China’s most expensive film to date and its second highest ever box-office grosser, The Battle at Lake Changjin possesses worryingly belligerent overtones. An account of a pivotal battle in November 1950 during the Korean war in which Chinese forces, who had infiltrated the country, pushed US marines back over the 38th parallel, this government-ordained project wastes no opportunity – current geopolitical tensions notwithstanding – to assert the moral superiority of the Chinese soldier. Not only is he unfazed by superior opposition numbers and equipment or impossibly harsh climate conditions, even the enemy catering doesn’t get him down. We see Uncle Sam chowing down on a bounty of turkey legs and bacon while the People’s Volunteer Army break their teeth on stony potatoes.
The film also applies its collectivist we-all-suffer-together message, standard for recent Chinese blockbusters, to its own making; it shares directorial credit between “fifth generation” leading light Chen Kaige of Farewell My Concubine renown, and Hong Kong veterans Tsui Hark and Dante Lam. At least the involvement of the latter two means The Battle at Lake Changjin is an update on stodgy recent communist party cinema epics and presumably the reason for its box-office success. There is accomplished action film-making on show here, from a turkey shoot by US scout planes across a scree field in which the camera careens between the stricken Chinese troops (Lam’s, if I had to guess); to a rowdy hand-to-hand battle inside an American encampment that, with everybody trying to shoot and stab each other, comes over like a homicidal game of Twister (probably Tsui’s).

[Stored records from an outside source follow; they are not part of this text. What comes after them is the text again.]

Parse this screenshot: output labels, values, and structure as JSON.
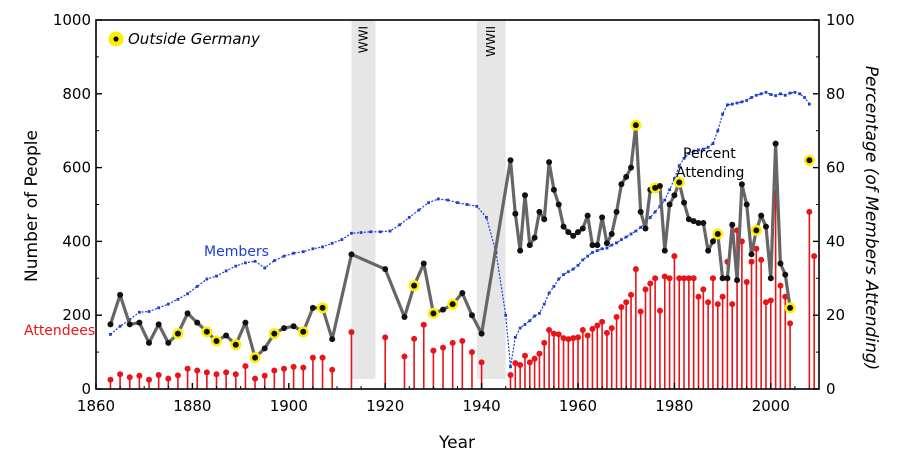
{
  "chart_data": {
    "type": "line",
    "xlabel": "Year",
    "ylabel_left": "Number of People",
    "ylabel_right": "Percentage (of Members Attending)",
    "xlim": [
      1860,
      2010
    ],
    "ylim_left": [
      0,
      1000
    ],
    "ylim_right": [
      0,
      100
    ],
    "x_ticks": [
      "1860",
      "1880",
      "1900",
      "1920",
      "1940",
      "1960",
      "1980",
      "2000"
    ],
    "y_ticks_left": [
      "0",
      "200",
      "400",
      "600",
      "800",
      "1000"
    ],
    "y_ticks_right": [
      "0",
      "20",
      "40",
      "60",
      "80",
      "100"
    ],
    "grid": false,
    "legend": {
      "label": "Outside Germany",
      "placement": "top-left",
      "highlight_color": "#ffee00"
    },
    "shaded_periods": [
      {
        "label": "WWI",
        "start": 1913,
        "end": 1918
      },
      {
        "label": "WWII",
        "start": 1939,
        "end": 1945
      }
    ],
    "annotations": {
      "members": "Members",
      "percent_line1": "Percent",
      "percent_line2": "Attending",
      "attendees": "Attendees"
    },
    "colors": {
      "members": "#1a3fd0",
      "attendees": "#e8141a",
      "percent_line": "#666666",
      "percent_marker": "#111111",
      "highlight": "#ffee00",
      "war_band": "#e6e6e6"
    },
    "series": [
      {
        "name": "Members",
        "axis": "left",
        "points": [
          [
            1863,
            148
          ],
          [
            1865,
            170
          ],
          [
            1867,
            188
          ],
          [
            1869,
            208
          ],
          [
            1871,
            210
          ],
          [
            1873,
            220
          ],
          [
            1875,
            230
          ],
          [
            1877,
            243
          ],
          [
            1879,
            258
          ],
          [
            1881,
            278
          ],
          [
            1883,
            298
          ],
          [
            1885,
            306
          ],
          [
            1887,
            320
          ],
          [
            1889,
            333
          ],
          [
            1891,
            342
          ],
          [
            1893,
            346
          ],
          [
            1895,
            328
          ],
          [
            1897,
            348
          ],
          [
            1899,
            360
          ],
          [
            1901,
            368
          ],
          [
            1903,
            372
          ],
          [
            1905,
            380
          ],
          [
            1907,
            385
          ],
          [
            1909,
            395
          ],
          [
            1911,
            405
          ],
          [
            1913,
            422
          ],
          [
            1915,
            424
          ],
          [
            1917,
            426
          ],
          [
            1919,
            426
          ],
          [
            1921,
            428
          ],
          [
            1923,
            445
          ],
          [
            1925,
            465
          ],
          [
            1927,
            485
          ],
          [
            1929,
            505
          ],
          [
            1931,
            515
          ],
          [
            1933,
            512
          ],
          [
            1935,
            505
          ],
          [
            1937,
            500
          ],
          [
            1939,
            495
          ],
          [
            1941,
            465
          ],
          [
            1943,
            370
          ],
          [
            1945,
            200
          ],
          [
            1946,
            60
          ],
          [
            1947,
            140
          ],
          [
            1948,
            165
          ],
          [
            1949,
            175
          ],
          [
            1950,
            185
          ],
          [
            1951,
            198
          ],
          [
            1952,
            205
          ],
          [
            1953,
            230
          ],
          [
            1954,
            260
          ],
          [
            1955,
            278
          ],
          [
            1956,
            298
          ],
          [
            1957,
            310
          ],
          [
            1958,
            318
          ],
          [
            1959,
            325
          ],
          [
            1960,
            335
          ],
          [
            1961,
            350
          ],
          [
            1962,
            360
          ],
          [
            1963,
            370
          ],
          [
            1964,
            375
          ],
          [
            1965,
            380
          ],
          [
            1966,
            382
          ],
          [
            1967,
            390
          ],
          [
            1968,
            396
          ],
          [
            1969,
            405
          ],
          [
            1970,
            412
          ],
          [
            1971,
            420
          ],
          [
            1972,
            428
          ],
          [
            1973,
            438
          ],
          [
            1974,
            450
          ],
          [
            1975,
            465
          ],
          [
            1976,
            480
          ],
          [
            1977,
            495
          ],
          [
            1978,
            512
          ],
          [
            1979,
            540
          ],
          [
            1980,
            570
          ],
          [
            1981,
            605
          ],
          [
            1982,
            625
          ],
          [
            1983,
            638
          ],
          [
            1984,
            645
          ],
          [
            1985,
            648
          ],
          [
            1986,
            650
          ],
          [
            1987,
            655
          ],
          [
            1988,
            665
          ],
          [
            1989,
            700
          ],
          [
            1990,
            745
          ],
          [
            1991,
            770
          ],
          [
            1992,
            772
          ],
          [
            1993,
            775
          ],
          [
            1994,
            778
          ],
          [
            1995,
            782
          ],
          [
            1996,
            790
          ],
          [
            1997,
            796
          ],
          [
            1998,
            800
          ],
          [
            1999,
            804
          ],
          [
            2000,
            798
          ],
          [
            2001,
            795
          ],
          [
            2002,
            800
          ],
          [
            2003,
            796
          ],
          [
            2004,
            802
          ],
          [
            2005,
            804
          ],
          [
            2006,
            800
          ],
          [
            2007,
            790
          ],
          [
            2008,
            772
          ]
        ]
      },
      {
        "name": "Percent Attending",
        "axis": "right",
        "points": [
          [
            1863,
            17.5
          ],
          [
            1865,
            25.5
          ],
          [
            1867,
            17.5
          ],
          [
            1869,
            18
          ],
          [
            1871,
            12.5
          ],
          [
            1873,
            17.5
          ],
          [
            1875,
            12.5
          ],
          [
            1877,
            15
          ],
          [
            1879,
            20.5
          ],
          [
            1881,
            18
          ],
          [
            1883,
            15.5
          ],
          [
            1885,
            13
          ],
          [
            1887,
            14.5
          ],
          [
            1889,
            12
          ],
          [
            1891,
            18
          ],
          [
            1893,
            8.5
          ],
          [
            1895,
            11
          ],
          [
            1897,
            15
          ],
          [
            1899,
            16.5
          ],
          [
            1901,
            17
          ],
          [
            1903,
            15.5
          ],
          [
            1905,
            22
          ],
          [
            1907,
            22
          ],
          [
            1909,
            13.5
          ],
          [
            1913,
            36.5
          ],
          [
            1920,
            32.5
          ],
          [
            1924,
            19.5
          ],
          [
            1926,
            28
          ],
          [
            1928,
            34
          ],
          [
            1930,
            20.5
          ],
          [
            1932,
            21.5
          ],
          [
            1934,
            23
          ],
          [
            1936,
            26
          ],
          [
            1938,
            20
          ],
          [
            1940,
            15
          ],
          [
            1946,
            62
          ],
          [
            1947,
            47.5
          ],
          [
            1948,
            37.5
          ],
          [
            1949,
            52.5
          ],
          [
            1950,
            39
          ],
          [
            1951,
            41
          ],
          [
            1952,
            48
          ],
          [
            1953,
            46
          ],
          [
            1954,
            61.5
          ],
          [
            1955,
            54
          ],
          [
            1956,
            50
          ],
          [
            1957,
            44
          ],
          [
            1958,
            42.5
          ],
          [
            1959,
            41.5
          ],
          [
            1960,
            42.5
          ],
          [
            1961,
            43.5
          ],
          [
            1962,
            47
          ],
          [
            1963,
            39
          ],
          [
            1964,
            39
          ],
          [
            1965,
            46.5
          ],
          [
            1966,
            39.5
          ],
          [
            1967,
            42
          ],
          [
            1968,
            48
          ],
          [
            1969,
            55.5
          ],
          [
            1970,
            57.5
          ],
          [
            1971,
            60
          ],
          [
            1972,
            71.5
          ],
          [
            1973,
            48
          ],
          [
            1974,
            43.5
          ],
          [
            1975,
            54
          ],
          [
            1976,
            54.5
          ],
          [
            1977,
            55
          ],
          [
            1978,
            37.5
          ],
          [
            1979,
            50
          ],
          [
            1980,
            52.5
          ],
          [
            1981,
            56
          ],
          [
            1982,
            50.5
          ],
          [
            1983,
            46
          ],
          [
            1984,
            45.5
          ],
          [
            1985,
            45
          ],
          [
            1986,
            45
          ],
          [
            1987,
            37.5
          ],
          [
            1988,
            40
          ],
          [
            1989,
            42
          ],
          [
            1990,
            30
          ],
          [
            1991,
            30
          ],
          [
            1992,
            44.5
          ],
          [
            1993,
            29.5
          ],
          [
            1994,
            55.5
          ],
          [
            1995,
            50
          ],
          [
            1996,
            36.5
          ],
          [
            1997,
            43
          ],
          [
            1998,
            47
          ],
          [
            1999,
            44
          ],
          [
            2000,
            30
          ],
          [
            2001,
            66.5
          ],
          [
            2002,
            34
          ],
          [
            2003,
            31
          ],
          [
            2004,
            22
          ],
          [
            2008,
            62
          ]
        ]
      },
      {
        "name": "Attendees",
        "axis": "left",
        "points": [
          [
            1863,
            25
          ],
          [
            1865,
            40
          ],
          [
            1867,
            32
          ],
          [
            1869,
            36
          ],
          [
            1871,
            25
          ],
          [
            1873,
            38
          ],
          [
            1875,
            28
          ],
          [
            1877,
            37
          ],
          [
            1879,
            55
          ],
          [
            1881,
            50
          ],
          [
            1883,
            45
          ],
          [
            1885,
            40
          ],
          [
            1887,
            45
          ],
          [
            1889,
            40
          ],
          [
            1891,
            62
          ],
          [
            1893,
            28
          ],
          [
            1895,
            36
          ],
          [
            1897,
            50
          ],
          [
            1899,
            55
          ],
          [
            1901,
            60
          ],
          [
            1903,
            58
          ],
          [
            1905,
            85
          ],
          [
            1907,
            85
          ],
          [
            1909,
            52
          ],
          [
            1913,
            154
          ],
          [
            1920,
            140
          ],
          [
            1924,
            88
          ],
          [
            1926,
            136
          ],
          [
            1928,
            174
          ],
          [
            1930,
            104
          ],
          [
            1932,
            112
          ],
          [
            1934,
            125
          ],
          [
            1936,
            130
          ],
          [
            1938,
            100
          ],
          [
            1940,
            72
          ],
          [
            1946,
            38
          ],
          [
            1947,
            70
          ],
          [
            1948,
            65
          ],
          [
            1949,
            90
          ],
          [
            1950,
            72
          ],
          [
            1951,
            82
          ],
          [
            1952,
            96
          ],
          [
            1953,
            125
          ],
          [
            1954,
            160
          ],
          [
            1955,
            150
          ],
          [
            1956,
            148
          ],
          [
            1957,
            138
          ],
          [
            1958,
            135
          ],
          [
            1959,
            138
          ],
          [
            1960,
            140
          ],
          [
            1961,
            160
          ],
          [
            1962,
            145
          ],
          [
            1963,
            163
          ],
          [
            1964,
            172
          ],
          [
            1965,
            182
          ],
          [
            1966,
            152
          ],
          [
            1967,
            165
          ],
          [
            1968,
            195
          ],
          [
            1969,
            222
          ],
          [
            1970,
            235
          ],
          [
            1971,
            255
          ],
          [
            1972,
            325
          ],
          [
            1973,
            210
          ],
          [
            1974,
            270
          ],
          [
            1975,
            286
          ],
          [
            1976,
            300
          ],
          [
            1977,
            212
          ],
          [
            1978,
            305
          ],
          [
            1979,
            300
          ],
          [
            1980,
            360
          ],
          [
            1981,
            300
          ],
          [
            1982,
            300
          ],
          [
            1983,
            300
          ],
          [
            1984,
            300
          ],
          [
            1985,
            250
          ],
          [
            1986,
            270
          ],
          [
            1987,
            235
          ],
          [
            1988,
            300
          ],
          [
            1989,
            230
          ],
          [
            1990,
            250
          ],
          [
            1991,
            345
          ],
          [
            1992,
            230
          ],
          [
            1993,
            430
          ],
          [
            1994,
            400
          ],
          [
            1995,
            290
          ],
          [
            1996,
            345
          ],
          [
            1997,
            380
          ],
          [
            1998,
            350
          ],
          [
            1999,
            235
          ],
          [
            2000,
            240
          ],
          [
            2001,
            535
          ],
          [
            2002,
            280
          ],
          [
            2003,
            250
          ],
          [
            2004,
            178
          ],
          [
            2008,
            480
          ],
          [
            2009,
            360
          ]
        ]
      }
    ],
    "outside_germany_years": [
      1877,
      1883,
      1885,
      1889,
      1893,
      1897,
      1903,
      1907,
      1926,
      1930,
      1934,
      1972,
      1976,
      1981,
      1989,
      1997,
      2004,
      2008
    ]
  }
}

It’s a shame there is virtually no story to sew this ungainly patchwork of styles together, apart from some threadbare twaddle about 7th Company commander Quanli (Wolf Warrior’s Wu Jing) and his wannabe soldier brother Wanli (Jackson Yee), as a stowaway who mostly exists for his comrades to impart self-sacrificing wisdom.
This film is historically highly debatable, but any comparisons to equally blinkered and jingoistic American rabble-rousers such as Rambo are not accurate; The Battle at Lake Changjin is essentially a government project. It is possible to make interesting cinema within the Chinese censorship system that still bears a communist message, such as 2015’s Wolf Totem. But here, there’s nothing to censor; it’s straight-up propaganda – almost comedically so at times. Early on, an irate Wanli sweeps open a train carriage door to escape, only to be stopped in his tracks … by a rolling vista of the Great Wall! Chinese commercial cinema is learning Hollywood’s tricks for cloaking ideology with entertainment, but in many ways it is still trapped in the past.